You need to explain about your dd's background and the selective mutism. Otherwise it comes across as defiance/rudeness.

Xmas - were the days you offered over xmas day/boxing day? If not, I do think YABU.

On the whole, I wouldn't want to work for you. You seem to want to just say "deal with it" rather than working with her for solutions. You don't sound like you have any respect for her.

GoldShip · 24/09/2012 18:24

'Now she's whining at me about not being with her family on Xmas day (boo-effing-hoo'

For that alone you're unreasonable.

, I wouldn't work for you from how you come across in your OP

Sirzy · 24/09/2012 18:24

Did you not sit down with her before she started to ensure she knew anything important about the children and their backgrounds? Did you let her know about what is normal discipline wise?

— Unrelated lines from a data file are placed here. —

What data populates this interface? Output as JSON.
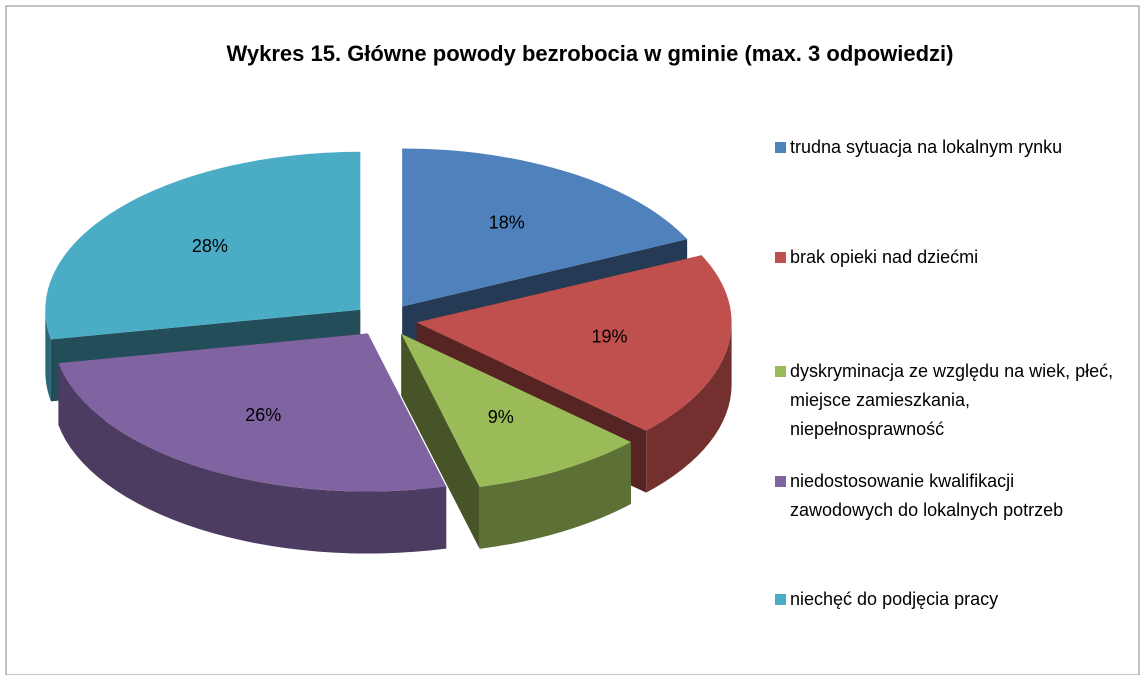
{
  "chart_data": {
    "type": "pie",
    "title": "Wykres 15. Główne powody bezrobocia w gminie (max. 3 odpowiedzi)",
    "categories": [
      "trudna sytuacja na lokalnym rynku",
      "brak opieki nad dziećmi",
      "dyskryminacja ze względu na wiek, płeć, miejsce zamieszkania, niepełnosprawność",
      "niedostosowanie kwalifikacji zawodowych do lokalnych potrzeb",
      "niechęć do podjęcia pracy"
    ],
    "values": [
      18,
      19,
      9,
      26,
      28
    ],
    "value_labels": [
      "18%",
      "19%",
      "9%",
      "26%",
      "28%"
    ],
    "colors": [
      "#4f81bd",
      "#c0504d",
      "#9bbb59",
      "#8064a2",
      "#4bacc6"
    ],
    "legend": "right"
  }
}
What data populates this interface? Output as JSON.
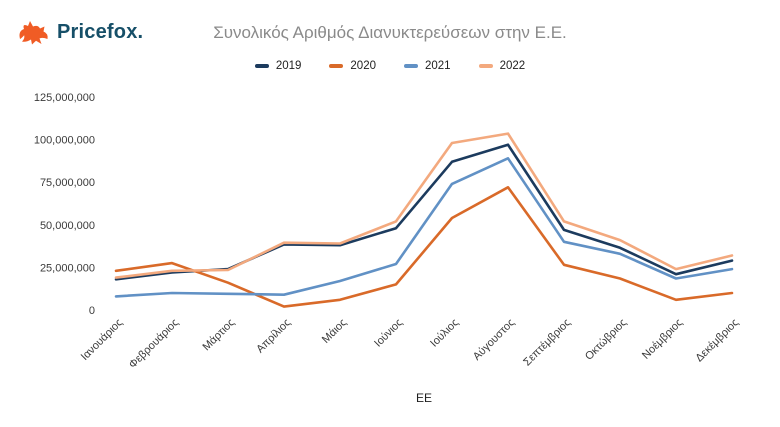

GreenEggsAndNichts · 24/09/2012 18:29

Now she's whining at me about not being with her family on Xmas day (boo-effing-hoo)

YABVVU for this alone.

(yes sure fine, make her work Christmas day, it's in her hours and yadda yadda, but you being so flippant about it, and THEN tacking on "this is a 25 year old woman we're talking about!" is heavily ironic. boo-effing-hoo makes you sound like the child here.)

Doha · 24/09/2012 18:29

I think posters are missing the point that the OP ofered her 4 days off over Christmas and she didn think that long enough. My DD lives 3 hours away and last year came down on Christmas eve and left late on Christma day as she wanted to see her amily. Do in this point (apart from your attitude) l think you were being very reasonable.
As to the other issues did you not discuss your DD's selective autism before she took the job? Did you give her clear instructions/guidelines on wgat her exact role and responsibilities would be?

Queeg500 · 24/09/2012 18:30

The 'boo effing hoo' makes you sound very unsympathetic OP, but I don't think you're being that unreasonable if you've offered her four days off and it's not good enough for her. She definitely needs to sort out the discipline issues, she can't be afraid to be charge in case the children don't like her.